Che per ora la ripresa non bagna fino in fondo le coste campane ne è convinto anche Ambrogio Prezioso, presidente dell’Unione industriali di Napoli . «Se l’Italia in tredici anni ha perso 120 mila imprese con un milione 150 mila occupati », afferma, «la crisi è stata più grave nel Mezzogiorno. Secondo i dati Svimez, infatti, il 70% dei disoccupati generati negli anni della crisi è meridionale, mentre il tasso di partecipazione al lavoro è pari al 40% rispetto al 64% del Nord. Il tasso di occupazione femminile, invece, con il suo 33% è inferiore non solo al 50% circa del Centro-Nord, ma anche al 43% della Grecia». Cosa fare allora per ripartire? «Dobbiamo rimuovere gli ostacoli che frenano lo sviluppo», continua il presidente degli industriali, «come l’eccesso di burocrazia, il peso esorbitante del fisco, un asfissiante cuneo fiscale, l’inefficienza della giustizia civile e il costo dell’energia. In particolare, per il nostro territorio, una grande opzione di sviluppo è rappresentata dalla valorizzazione dei giacimenti culturali, in una visione che integri industria della cultura, turismo e ambiente. Inoltre, bisogna partire dalla ripresa del manifatturiero per il cui successo l’innovazione è la leva fondamentale di sviluppo. Occorre dunque una politica che promuova e sostenga l’innovazione perché il fatturato delle aziende innovatrici ed esportatrici è cresciuto nel 2014 dell’1,2% mentre quello delle aziende meno dinamiche si è attestato intorno allo 0,3%».

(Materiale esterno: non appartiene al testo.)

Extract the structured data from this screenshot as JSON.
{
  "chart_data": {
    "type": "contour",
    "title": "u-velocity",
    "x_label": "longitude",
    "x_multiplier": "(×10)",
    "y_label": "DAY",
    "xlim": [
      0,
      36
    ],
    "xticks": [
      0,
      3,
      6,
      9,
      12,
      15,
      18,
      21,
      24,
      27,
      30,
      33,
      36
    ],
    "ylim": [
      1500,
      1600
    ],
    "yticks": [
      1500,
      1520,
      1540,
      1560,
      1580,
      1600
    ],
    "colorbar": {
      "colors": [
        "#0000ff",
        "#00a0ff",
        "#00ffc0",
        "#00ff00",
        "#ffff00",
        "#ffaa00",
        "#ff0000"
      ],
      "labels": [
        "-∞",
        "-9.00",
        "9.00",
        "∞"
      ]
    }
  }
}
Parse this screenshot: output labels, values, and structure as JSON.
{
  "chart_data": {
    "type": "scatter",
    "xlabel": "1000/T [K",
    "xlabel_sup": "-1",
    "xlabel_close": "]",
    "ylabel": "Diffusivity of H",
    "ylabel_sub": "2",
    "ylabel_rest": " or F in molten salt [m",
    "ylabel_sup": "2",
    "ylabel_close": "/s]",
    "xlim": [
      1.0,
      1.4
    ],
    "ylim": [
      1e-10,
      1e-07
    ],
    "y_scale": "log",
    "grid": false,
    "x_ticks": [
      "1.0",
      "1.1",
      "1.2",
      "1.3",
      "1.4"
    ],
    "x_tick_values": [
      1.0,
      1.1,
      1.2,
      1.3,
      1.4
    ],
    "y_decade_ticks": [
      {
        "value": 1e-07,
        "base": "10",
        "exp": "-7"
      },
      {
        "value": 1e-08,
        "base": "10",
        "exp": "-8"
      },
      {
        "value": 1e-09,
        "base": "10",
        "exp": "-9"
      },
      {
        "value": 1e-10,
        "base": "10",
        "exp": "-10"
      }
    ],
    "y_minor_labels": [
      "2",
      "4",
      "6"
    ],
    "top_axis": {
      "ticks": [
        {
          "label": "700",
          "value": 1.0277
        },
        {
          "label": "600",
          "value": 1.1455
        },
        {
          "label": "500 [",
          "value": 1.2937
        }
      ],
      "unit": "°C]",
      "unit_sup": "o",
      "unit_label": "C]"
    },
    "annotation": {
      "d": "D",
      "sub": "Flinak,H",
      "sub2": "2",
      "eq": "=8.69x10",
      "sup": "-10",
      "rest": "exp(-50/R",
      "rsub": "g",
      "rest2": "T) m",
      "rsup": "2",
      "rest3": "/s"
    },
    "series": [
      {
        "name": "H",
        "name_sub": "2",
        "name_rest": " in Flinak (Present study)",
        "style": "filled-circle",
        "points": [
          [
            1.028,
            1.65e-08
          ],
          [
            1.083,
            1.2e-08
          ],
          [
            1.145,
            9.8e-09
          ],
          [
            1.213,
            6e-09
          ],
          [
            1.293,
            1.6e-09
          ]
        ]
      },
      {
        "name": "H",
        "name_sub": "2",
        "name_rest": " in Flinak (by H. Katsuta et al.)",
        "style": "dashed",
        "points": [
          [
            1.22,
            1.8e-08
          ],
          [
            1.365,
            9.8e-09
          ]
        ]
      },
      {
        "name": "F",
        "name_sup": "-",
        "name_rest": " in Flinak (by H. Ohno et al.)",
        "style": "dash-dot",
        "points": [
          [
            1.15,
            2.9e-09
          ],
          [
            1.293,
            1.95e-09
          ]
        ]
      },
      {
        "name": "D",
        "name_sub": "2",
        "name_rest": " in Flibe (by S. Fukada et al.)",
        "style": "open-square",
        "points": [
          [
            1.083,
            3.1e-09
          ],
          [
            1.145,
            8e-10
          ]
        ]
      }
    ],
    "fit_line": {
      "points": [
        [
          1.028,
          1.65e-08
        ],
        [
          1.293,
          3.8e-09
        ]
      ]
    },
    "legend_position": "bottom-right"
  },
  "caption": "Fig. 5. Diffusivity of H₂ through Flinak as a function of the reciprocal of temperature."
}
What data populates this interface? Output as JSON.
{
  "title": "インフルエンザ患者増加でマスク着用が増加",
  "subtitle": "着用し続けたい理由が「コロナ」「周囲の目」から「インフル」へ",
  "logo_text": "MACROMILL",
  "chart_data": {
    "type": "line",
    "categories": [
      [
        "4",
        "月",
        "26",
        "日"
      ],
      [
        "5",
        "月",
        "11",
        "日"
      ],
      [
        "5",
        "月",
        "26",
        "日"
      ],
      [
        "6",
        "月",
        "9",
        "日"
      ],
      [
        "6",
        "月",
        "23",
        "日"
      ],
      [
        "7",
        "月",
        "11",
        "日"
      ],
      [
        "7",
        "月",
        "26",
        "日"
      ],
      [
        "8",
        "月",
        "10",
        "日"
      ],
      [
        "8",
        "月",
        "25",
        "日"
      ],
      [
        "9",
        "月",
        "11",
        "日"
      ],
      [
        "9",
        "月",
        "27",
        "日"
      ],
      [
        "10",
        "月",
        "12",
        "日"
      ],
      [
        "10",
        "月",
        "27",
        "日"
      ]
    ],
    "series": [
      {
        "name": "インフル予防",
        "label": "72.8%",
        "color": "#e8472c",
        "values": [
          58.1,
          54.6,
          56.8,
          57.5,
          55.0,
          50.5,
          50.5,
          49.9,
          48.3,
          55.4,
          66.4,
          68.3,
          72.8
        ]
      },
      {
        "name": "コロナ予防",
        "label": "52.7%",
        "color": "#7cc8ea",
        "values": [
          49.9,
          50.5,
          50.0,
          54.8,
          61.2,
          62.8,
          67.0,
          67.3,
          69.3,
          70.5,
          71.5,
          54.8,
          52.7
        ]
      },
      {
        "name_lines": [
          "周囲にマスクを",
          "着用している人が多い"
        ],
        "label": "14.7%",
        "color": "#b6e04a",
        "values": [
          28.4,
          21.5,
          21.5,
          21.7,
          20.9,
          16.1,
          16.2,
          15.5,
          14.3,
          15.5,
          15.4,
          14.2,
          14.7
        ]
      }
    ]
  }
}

Per questo motivo, Unindustria di Napoli punta a far comprendere a quelle imprese che ancora non lo hanno fatto l’importanza di trasformarsi in pmi innovative ovvero in soggetti economici con forti potenzialità di crescita che possono imprimere rapidamente un impulso determinante alla capacità competitiva dell’Italia. In questo cambiamento, però, non basta affidarsi alla lungimiranza e al proattivismo delle singole aziende o delle filiere produttive, ma è fondamentale il ruolo del commercialista che, sfruttando le policy a supporto dell’innovazione delle pmi previste dall’Investment Compact, è in grado di veicolare le agevolazioni fiscali e le semplificazioni che puntano a valorizzare le piccole e medie imprese innovative.

Non a caso, nelle scorse settimane, si è tenuta a Napoli la terza tappa di #Territoridigitali, il roadshow nazionale con cui Confindustria Digitale si propone di avviare un’azione sistemica per stimolare e aiutare le pmi italiane a intraprendere un percorso di innovazione tecnologica e crescita competitiva. L’iniziativa itinerante – che ha già interessato Trieste e Reggio Calabria e che fino al 2016 toccherà numerosi comuni italiani in diverse regioni – è stata caratterizzata da un approccio strettamente operativo, finalizzato ad aiutare imprenditori e manager a capire come trasformare la propria azienda in un’impresa digitale, anche attraverso la discussione su diverse tecnologie innovative capaci di cambiare il modo di fare business.
Oltre che sull’innovazione, gli industriali di Napoli puntano, in collaborazione con l’Università Federico II, sulla formazione per permettere ai giovani di avvicinarsi più velocemente e consapevolmente al mondo del lavoro, in una provincia con uno dei tassi di disoccupazione più alti in Italia.

«In una società sempre più caratterizzata da un’economia basata sulla conoscenza e l’informazione», concludono gli industriali, «dove il sapere diventa fattore di produzione economica ed opportunità di crescita sociale, una formazione più innovativa, aperta, costruita sulle competenze, una formazione che riconosca il valore del know-how delle imprese e che, attraverso la ricerca, favorisca la competitività, rappresenta sicuramente un contributo determinante per l’occupazione dei giovani, la produttività delle imprese ed il rilancio dell’economia».